Benjamin Delva : «Il fallait revoir notre système dans son intégralité pour s’en sortir»
Benjamin et son père ont converti en bio leur ferme, à Eplessier, en mai dernier.
«On est des éleveurs avant tout. Le lait représente les 2/3 de notre chiffre d’affaires. On ne peut pas faire sans vaches laitières», dit tout de go Benjamin Delva, installé depuis dix ans en Gaec avec son père. Certes, sur les 160 ha de l’exploitation, jusqu’ici, il y avait 60 ha de blé, 10 ha de betteraves sucrières, 15 ha de colza, puis 40 ha de maïs ensilage, 5 ha de luzerne et 30 ha de prairies permanentes. Il n’empêche. Avec un contrat d’un million de litres de lait produit par leurs 120 Prim’Holstein, la balance pèse lourdement du côté de cette production. Or, avec les crises laitières qui se sont enchaînées depuis 2009, «on a eu de cesse de produire plus, mais on gagnait moins. On s’est alors dit qu’il fallait revoir notre système dans son intégralité pour s’en sortir», raconte-t-il.
Synergie entre les terres et l’élevage
Pour gagner en autonomie alimentaire, diminuer les charges liées au correcteur azoté, sortir de l’intensif et éloigner autant que faire se peut l’usage des phytos, les Delval explorent la piste du bio en faisant le tour des fermes. «En étudiant le système de polyculture et élevage en bio, on a accroché sur la synergie entre les terres et l’élevage, car cela permet de valoriser le fourrage, les légumineuses, ou encore le fumier», dit Benjamin. Mais le déclic vient de la journée organisée par l’ABP, à l’automne dernier, à Conty. «Quand j’ai vu que toutes les filières recherchaient des produits bio, je me suis dit, c’est le moment d’y aller», se souvient-il. Autre opportunité : leur contrat avec la CLHN touche à sa fin. Or, Lact’Union recherche des producteurs de lait bio et paie bien. Ils saisissent l’occasion. L’objectif n’est plus d’atteindre les 1 000 000 litres de lait comme en conventionnel, mais 700 000 litres de lait bio. Une perte de quantité largement compensée par la marge économique qu’ils feront.
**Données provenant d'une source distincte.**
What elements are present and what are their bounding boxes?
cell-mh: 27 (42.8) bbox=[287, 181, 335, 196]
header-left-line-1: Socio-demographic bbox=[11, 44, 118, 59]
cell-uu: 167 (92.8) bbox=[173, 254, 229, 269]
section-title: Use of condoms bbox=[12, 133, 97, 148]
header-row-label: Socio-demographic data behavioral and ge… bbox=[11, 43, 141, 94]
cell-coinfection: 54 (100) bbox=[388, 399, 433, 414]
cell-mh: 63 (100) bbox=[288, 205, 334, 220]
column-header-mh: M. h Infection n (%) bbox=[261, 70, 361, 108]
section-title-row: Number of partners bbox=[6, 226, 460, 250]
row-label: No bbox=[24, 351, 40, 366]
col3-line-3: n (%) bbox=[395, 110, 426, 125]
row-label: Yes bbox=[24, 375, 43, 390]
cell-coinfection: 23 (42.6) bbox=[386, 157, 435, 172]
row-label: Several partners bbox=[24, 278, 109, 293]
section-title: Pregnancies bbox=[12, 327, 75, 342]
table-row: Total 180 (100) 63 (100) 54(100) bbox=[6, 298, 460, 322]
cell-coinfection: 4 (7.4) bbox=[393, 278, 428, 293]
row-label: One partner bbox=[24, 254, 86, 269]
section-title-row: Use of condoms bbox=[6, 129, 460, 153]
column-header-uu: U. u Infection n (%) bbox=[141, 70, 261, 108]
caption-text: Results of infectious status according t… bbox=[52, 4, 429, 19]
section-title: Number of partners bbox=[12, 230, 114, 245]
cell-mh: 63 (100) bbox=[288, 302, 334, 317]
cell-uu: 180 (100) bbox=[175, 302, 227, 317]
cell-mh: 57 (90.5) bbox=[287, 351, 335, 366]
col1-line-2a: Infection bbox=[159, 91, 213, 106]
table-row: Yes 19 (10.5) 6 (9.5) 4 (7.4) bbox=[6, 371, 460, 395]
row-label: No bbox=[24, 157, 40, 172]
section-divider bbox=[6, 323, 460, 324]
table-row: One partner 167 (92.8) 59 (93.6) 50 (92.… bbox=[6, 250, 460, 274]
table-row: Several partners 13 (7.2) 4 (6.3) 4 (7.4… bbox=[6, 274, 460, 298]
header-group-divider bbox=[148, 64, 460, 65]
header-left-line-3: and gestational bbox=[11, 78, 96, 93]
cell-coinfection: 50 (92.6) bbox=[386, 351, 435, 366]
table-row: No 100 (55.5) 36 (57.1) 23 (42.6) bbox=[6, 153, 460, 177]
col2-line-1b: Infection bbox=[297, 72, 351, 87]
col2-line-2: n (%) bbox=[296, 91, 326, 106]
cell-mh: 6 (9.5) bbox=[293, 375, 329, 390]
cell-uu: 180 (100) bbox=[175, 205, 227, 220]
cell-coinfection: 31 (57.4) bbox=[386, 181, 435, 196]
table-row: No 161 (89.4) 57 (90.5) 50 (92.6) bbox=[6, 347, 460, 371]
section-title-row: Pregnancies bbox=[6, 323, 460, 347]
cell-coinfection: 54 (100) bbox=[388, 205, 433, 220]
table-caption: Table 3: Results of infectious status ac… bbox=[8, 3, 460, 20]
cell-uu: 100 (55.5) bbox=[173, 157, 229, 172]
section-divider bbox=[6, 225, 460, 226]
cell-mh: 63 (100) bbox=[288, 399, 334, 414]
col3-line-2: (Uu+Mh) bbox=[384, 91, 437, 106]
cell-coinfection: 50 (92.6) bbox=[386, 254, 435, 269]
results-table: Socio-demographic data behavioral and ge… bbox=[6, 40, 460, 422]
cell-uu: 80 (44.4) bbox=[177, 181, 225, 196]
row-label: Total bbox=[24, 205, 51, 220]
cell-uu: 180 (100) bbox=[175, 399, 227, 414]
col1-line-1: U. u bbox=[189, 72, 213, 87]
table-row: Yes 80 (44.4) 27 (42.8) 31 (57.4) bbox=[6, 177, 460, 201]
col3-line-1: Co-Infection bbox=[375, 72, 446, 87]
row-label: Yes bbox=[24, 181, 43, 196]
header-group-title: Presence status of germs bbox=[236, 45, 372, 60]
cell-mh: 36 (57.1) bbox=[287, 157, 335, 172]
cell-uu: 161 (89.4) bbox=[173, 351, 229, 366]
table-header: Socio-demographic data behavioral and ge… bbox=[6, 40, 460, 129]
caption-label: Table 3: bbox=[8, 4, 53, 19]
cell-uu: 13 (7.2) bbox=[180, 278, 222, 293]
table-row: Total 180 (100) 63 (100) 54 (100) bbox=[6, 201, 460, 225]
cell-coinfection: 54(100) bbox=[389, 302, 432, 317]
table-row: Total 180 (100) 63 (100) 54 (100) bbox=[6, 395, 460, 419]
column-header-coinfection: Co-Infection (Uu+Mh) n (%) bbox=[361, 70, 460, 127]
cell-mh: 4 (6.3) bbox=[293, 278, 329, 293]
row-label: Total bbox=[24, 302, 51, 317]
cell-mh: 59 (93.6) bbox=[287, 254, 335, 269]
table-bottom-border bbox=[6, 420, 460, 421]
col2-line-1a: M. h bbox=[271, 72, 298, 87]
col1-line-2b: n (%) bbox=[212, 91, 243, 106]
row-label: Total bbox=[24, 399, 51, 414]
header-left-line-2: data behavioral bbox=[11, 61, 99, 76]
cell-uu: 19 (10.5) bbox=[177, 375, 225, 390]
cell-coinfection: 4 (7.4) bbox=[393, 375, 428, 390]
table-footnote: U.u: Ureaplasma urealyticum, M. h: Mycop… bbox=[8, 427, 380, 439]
Comme pour Guillaume, la conversion est non simultanée, et la ferme connaît de forts bouleversements puisque sur les 160 ha, 80 ha sont désormais consacrés aux prairies temporaires. Le colza et la betterave sont arrêtés. Et sur les 50 ha de culture restants, 30 ha sont dédiés au méteil grain et 20 ha seulement aux cultures de vente. Autre changement de taille : le matériel avec l’acquisition, l’an prochain, par le biais de la Cuma, d’une faucheuse autochargeuse.
«Il faut vraiment le vouloir le changement, car si on gère mal les calendriers, on peut se louper. Il ne faut pas se planter non plus sur les choix techniques, et être bien plus réactif. Il n’y a pas de rattrapage possible, comme en conventionnel. Mais le fait de gagner en autonomie, d’avoir enfin la sensation de travailler vraiment pour nous fait que nous n’avons aucun regret. On est même ultra motivés, et l’on pense déjà à des diversifications possibles avec de cultures à haute valeur ajoutée que l’on ne pouvait pas faire en conventionnel en raison de la nature de nos sols», commente Benjamin. Vivre de son métier, c’est tout ce qu’il demande.